L’empreinte de Serge Fiori (1952-2025)

par Alain Brunet

La discographie de Serge Fiori, disparu dans le cosmos en ce jour de Fête Nationale du Québec, n’est pas volumineuse. Or, l’empreinte qualitative du leader d’Harmonium dans notre imaginaire collectif est sans conteste inversement proportionnelle à sa minceur quantitative.

Même sous le choc, on l’observe.

Harmonium compte 3 albums studio sortis en 1974 (homonyme), 1975 (Si on avait besoin d’une cinquième saison) et 1976  (L’Heptade). Il y eut le tandem de rêve Fiori-Séguin  en 1978 (200 Nuits à l’heure) et…il y eut ce retrait de la vie publique pendant la majeure partie de son existence sauf quelques soubresauts comme cet album homonyme, Steely Danesque, sorti en 1986.

Tôt dans sa vie, Fiori fut aux prises avec une santé mentale fragile, submergé par les marées anxiogènes.

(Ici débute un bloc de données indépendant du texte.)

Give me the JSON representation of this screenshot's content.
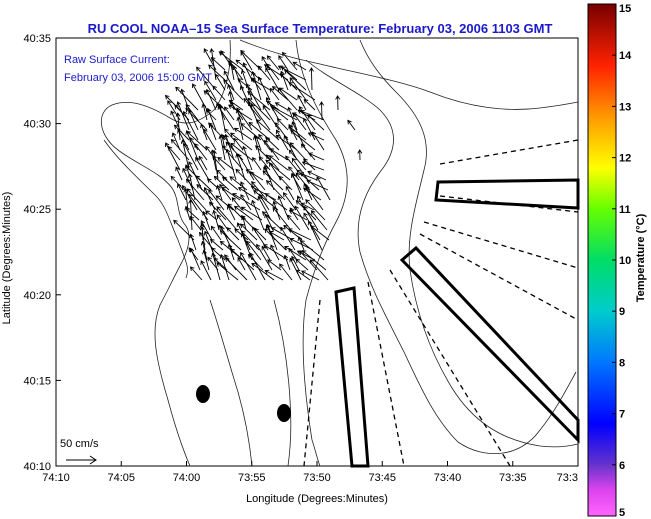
{
  "chart_data": {
    "type": "vector-field",
    "title": "RU COOL  NOAA–15  Sea Surface Temperature:  February 03, 2006 1103 GMT",
    "legend": {
      "line1": "Raw Surface Current:",
      "line2": "February 03, 2006 15:00 GMT"
    },
    "scale_label": "50 cm/s",
    "xlabel": "Longitude (Degrees:Minutes)",
    "ylabel": "Latitude (Degrees:Minutes)",
    "x_ticks": [
      "74:10",
      "74:05",
      "74:00",
      "73:55",
      "73:50",
      "73:45",
      "73:40",
      "73:35",
      "73:3"
    ],
    "y_ticks": [
      "40:35",
      "40:30",
      "40:25",
      "40:20",
      "40:15",
      "40:10"
    ],
    "xlim_minutes": [
      10,
      -30
    ],
    "ylim_minutes": [
      10,
      35
    ],
    "grid": false,
    "colorbar": {
      "label": "Temperature (°C)",
      "ticks": [
        "15",
        "14",
        "13",
        "12",
        "11",
        "10",
        "9",
        "8",
        "7",
        "6",
        "5"
      ],
      "range": [
        5,
        15
      ]
    },
    "markers": [
      {
        "label": "",
        "lon_min": -1.2,
        "lat_min": 14.6
      },
      {
        "label": "",
        "lon_min": -7.2,
        "lat_min": 13.4
      }
    ]
  }
}
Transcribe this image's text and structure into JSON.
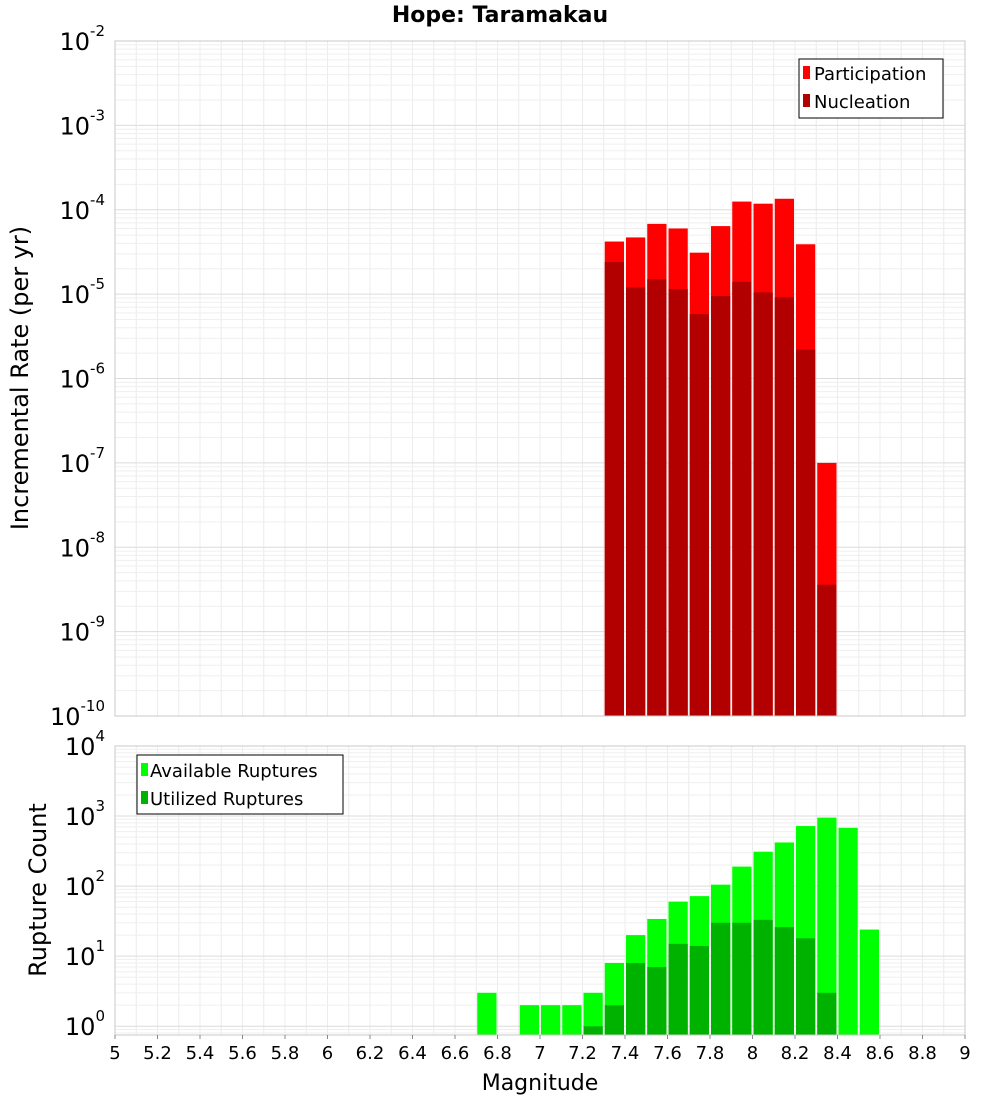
{
  "chart_data": [
    {
      "type": "bar",
      "title": "Hope: Taramakau",
      "xlabel": "",
      "ylabel": "Incremental Rate (per yr)",
      "yscale": "log",
      "ylim": [
        1e-10,
        0.01
      ],
      "xlim": [
        5,
        9
      ],
      "y_ticks": [
        {
          "base": "10",
          "exp": "-10"
        },
        {
          "base": "10",
          "exp": "-9"
        },
        {
          "base": "10",
          "exp": "-8"
        },
        {
          "base": "10",
          "exp": "-7"
        },
        {
          "base": "10",
          "exp": "-6"
        },
        {
          "base": "10",
          "exp": "-5"
        },
        {
          "base": "10",
          "exp": "-4"
        },
        {
          "base": "10",
          "exp": "-3"
        },
        {
          "base": "10",
          "exp": "-2"
        }
      ],
      "legend_position": "top-right",
      "series": [
        {
          "name": "Participation",
          "color": "#ff0000",
          "x": [
            7.35,
            7.45,
            7.55,
            7.65,
            7.75,
            7.85,
            7.95,
            8.05,
            8.15,
            8.25,
            8.35
          ],
          "values": [
            4.2e-05,
            4.7e-05,
            6.8e-05,
            6e-05,
            3.1e-05,
            6.4e-05,
            0.000125,
            0.000118,
            0.000135,
            3.9e-05,
            1e-07
          ]
        },
        {
          "name": "Nucleation",
          "color": "#b20000",
          "x": [
            7.35,
            7.45,
            7.55,
            7.65,
            7.75,
            7.85,
            7.95,
            8.05,
            8.15,
            8.25,
            8.35
          ],
          "values": [
            2.4e-05,
            1.2e-05,
            1.5e-05,
            1.15e-05,
            5.8e-06,
            9.5e-06,
            1.4e-05,
            1.05e-05,
            9.2e-06,
            2.2e-06,
            3.6e-09
          ]
        }
      ]
    },
    {
      "type": "bar",
      "title": "",
      "xlabel": "Magnitude",
      "ylabel": "Rupture Count",
      "yscale": "log",
      "ylim": [
        0.75,
        10000
      ],
      "xlim": [
        5,
        9
      ],
      "x_tick_labels": [
        "5",
        "5.2",
        "5.4",
        "5.6",
        "5.8",
        "6",
        "6.2",
        "6.4",
        "6.6",
        "6.8",
        "7",
        "7.2",
        "7.4",
        "7.6",
        "7.8",
        "8",
        "8.2",
        "8.4",
        "8.6",
        "8.8",
        "9"
      ],
      "y_ticks": [
        {
          "base": "10",
          "exp": "0"
        },
        {
          "base": "10",
          "exp": "1"
        },
        {
          "base": "10",
          "exp": "2"
        },
        {
          "base": "10",
          "exp": "3"
        },
        {
          "base": "10",
          "exp": "4"
        }
      ],
      "legend_position": "top-left",
      "series": [
        {
          "name": "Available Ruptures",
          "color": "#00ff00",
          "x": [
            6.75,
            6.95,
            7.05,
            7.15,
            7.25,
            7.35,
            7.45,
            7.55,
            7.65,
            7.75,
            7.85,
            7.95,
            8.05,
            8.15,
            8.25,
            8.35,
            8.45,
            8.55
          ],
          "values": [
            3,
            2,
            2,
            2,
            3,
            8,
            20,
            34,
            60,
            72,
            105,
            190,
            310,
            420,
            720,
            950,
            680,
            24
          ]
        },
        {
          "name": "Utilized Ruptures",
          "color": "#00b200",
          "x": [
            7.25,
            7.35,
            7.45,
            7.55,
            7.65,
            7.75,
            7.85,
            7.95,
            8.05,
            8.15,
            8.25,
            8.35
          ],
          "values": [
            1,
            2,
            8,
            7,
            15,
            14,
            30,
            30,
            33,
            26,
            18,
            3
          ]
        }
      ]
    }
  ]
}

Il fut miné par le doute, incapable d’affronter cette pression qu’exerce une gloire trop rapidement acquise, ‘le coeur pas assez grand pour tout l’amour » qu’on lui donnait. Longtemps terré dans sa maison du Vieux Longueuil, qu’il avait quittée depuis pour s’établir à Saint-Henri-de-Taillon au Lac Saint-Jean, Serge Fiori avait joint la transhumance de « tout ce monde qui avait quelque chose à raconter »…

Mais bon, il a fait du studio, des bandes originales, de la réalisation, de la méditation… Rien d’exceptionnel, jusqu’à sa résurgence inattendue en 2014, un album solo confectionné avec la même patte d’antan, avec peu d’altérations esthétiques. Ce fut un succès de masse keb, une réhabilitation de masse, éclaircie de l’existence.

Vinrent les compléments symphoniques, classiques d’Harmonium et inspirations du peintre Jean-Paul Riopelle, arrangés respectivement par Simon Leclerc et Blair Thomson.

Peu d’enregistrements créés au cours d’une vie entière, et … pourtant, Serge Fiori fait toujours l’objet d’un culte aujourd’hui magnifié par sa propre mort. 

Pourquoi donc? 

Parce que Fiori fut le plus doué compositeur de sa génération, côté chanson keb. Pas le meilleur parolier mais le compositeur le plus talentueux, mélodiste d’exception et harmoniquement supérieur. Ses collègues venaient du folk, du trad, du folk rock, de la pop. Lui, venait du jazz et de la musique classique moderne, aussi du psychédélisme et du rock progressif. Rappelons que son père Georges fut un très bon musicien dans les années 50 et 60, chef d’un big band jazz-variétés rompu aux mariages italiens, salles de danse et autres festivités corporatives. Serge était tombé dans la marmite, aurez-vous compris…

Je me souviens d’un après-midi passé avec père et fils Fiori à la maison de Serge, on avait discuté musique, amour filial et paternel. Très touchant! Je me souviens d’autres entretiens passionnants chez lui, nous échangions nos coups de cœur côté jazz et autres musiques modernes, nous adorions identifier nos musiciens préférés du moment. Serge Fiori était un authentique connaisseur de musique doublé d’un interlocuteur délicieux… en plus de demeurer le  musicien au-dessus de la mêlée qu’il était encore malgré tout.

Avant même d’atteindre la vingtaine, il était une grosse coche au-dessus des autres compositeurs de chansons en Amérique francophone. J’étais en fin de secondaire lorsque l’homonyme  fut lancé. Gros choc au café étudiant! Trio d’apparence folk, mais on avait tôt constaté que les accords de guitare, les harmonies vocales et les référents stylistiques étaient plus riches, nettement au-dessus de la moyenne. Harmonium devint progressivement orchestral et… sans conteste le groupe plus évolué musicalement de la chanson keb des années 70.

Fiori et Harmonium avaient mis au point un mélange inédit, mondialement reconnu : la symbiose entre le folk, le folk-rock, le rock progressif, le jazz fusion, la pop de chambre d’inspiration classique – avec le soutien de l’arrangeur Neil Chotem, rappelez-vous! Ces chansons portaient parfois des thèmes ésotériques, un tantinet pompeux, gourouesques, mystico-pétés, on en convient… La musique compensait largement.

Je me suis longtemps désolé de la santé mentale de Serge Fiori, de son mal de vivre, sa fragilité, son incapacité de produire à la hauteur de son talent. Son manque de courage ? Lorsque, plus tard dans ma vie, je fus plus apte à l’empathie, ma perception a changé. Chacun d’entre nous a ses capacités propres, chacun vit différemment ses accidents de l’intérieur, chacun a une trajectoire singulière. Il ne faut en conserver que le beau. De Serge Fiori, il en reste à profusion.